Fast Company writes an article about the problem of plagiarism on Amazon:
Amazon's policy is to remove offending content when it receives complaints of plagiarism. Erotica author Elizabeth Summers had at least 65 titles expunged when plagiarism allegations surfaced. Recently Robin Scott's books also disappeared from Amazon when writers complained. (Scott, which is almost assuredly not her--his?--real name, did not respond to requests for an interview over Twitter.) But this reactive approach isn't entirely effective.
Considering the volume of self-published digital work, it's inevitable that this will become an even larger problem, until some sort of content-matching anti-plagiarism process is applied to uploaded works (much like TurnItIn does for academic works). Other than the sheer volume of content that needs to be checked, though, these files are just text files. Any egregious plagiarism (some of the examples in this story are wholesale copying of books) should be quite easily picked up by a computer.

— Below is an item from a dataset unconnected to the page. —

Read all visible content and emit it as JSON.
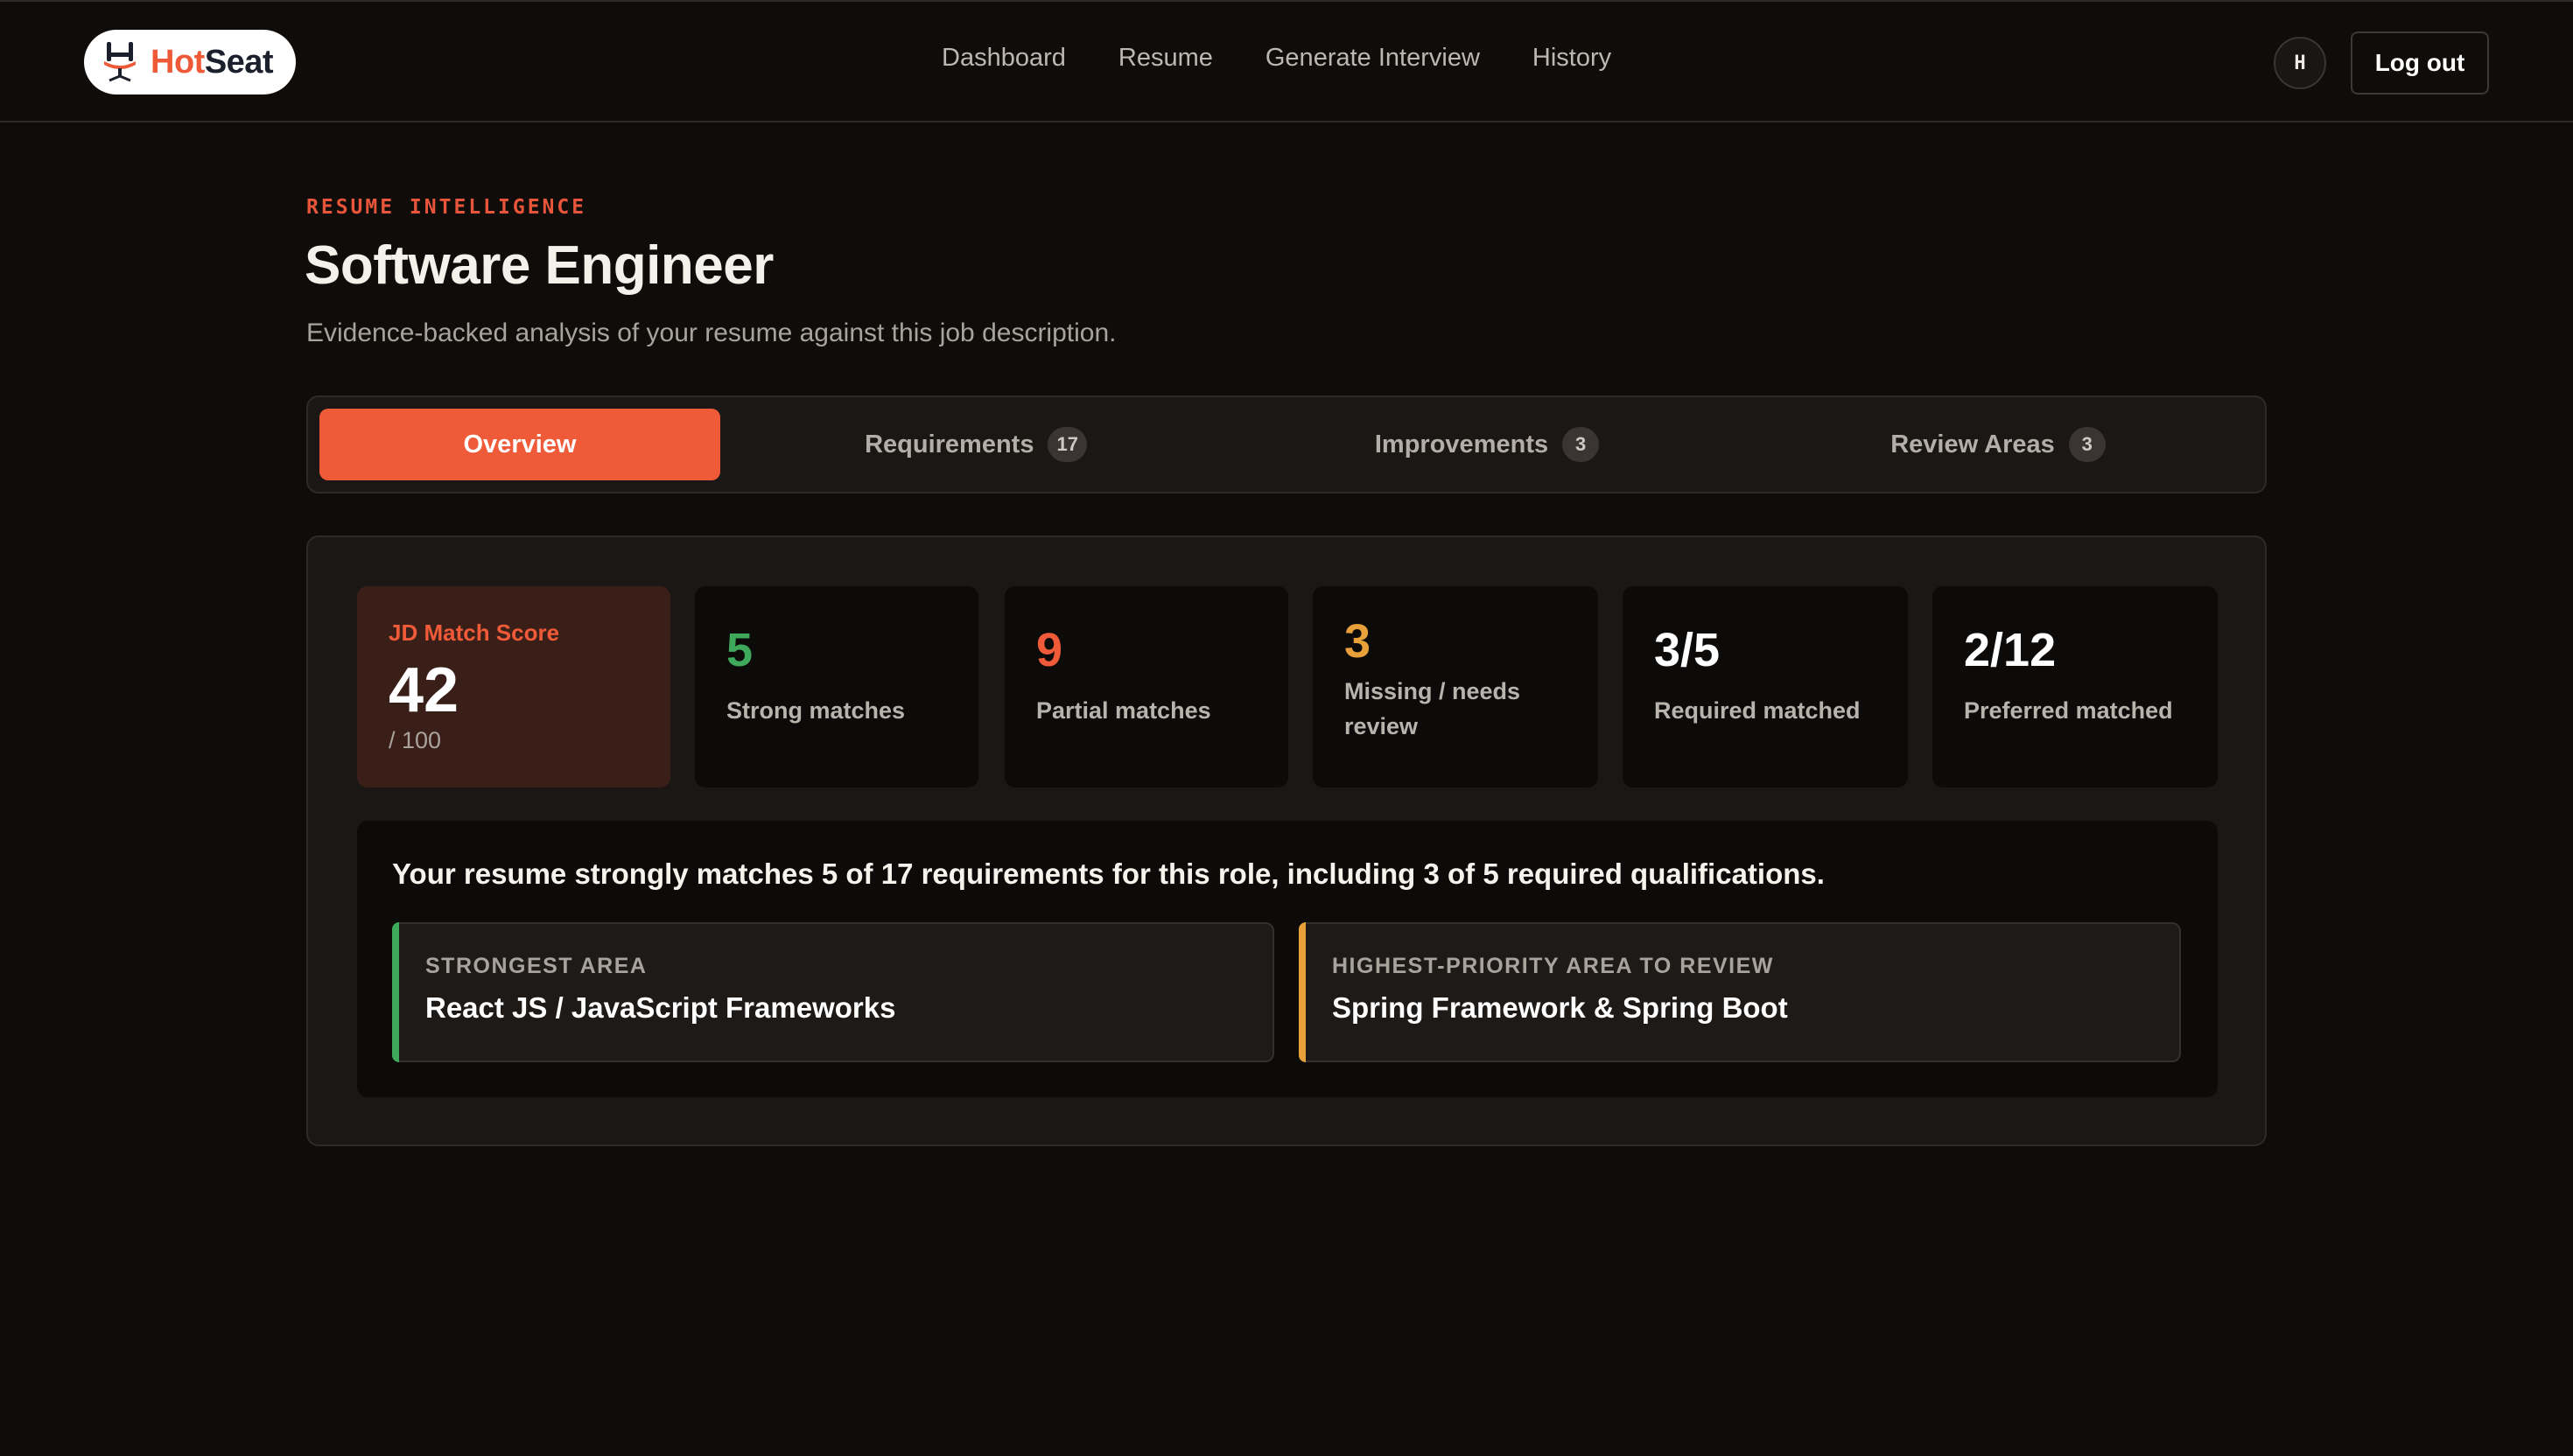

As it stands, large-scale plagiarism seems like an easy, low-risk (for now) way to make a quick unethical buck by sponging off the creative efforts of actual writers.
I've had two plagiarism threads appear on mailing lists I'm on, of people whose content has been resold on Amazon, and warnings about people submitting chunks of plagiarised work. Have any of you had any run-ins with plagiarism in your writing career?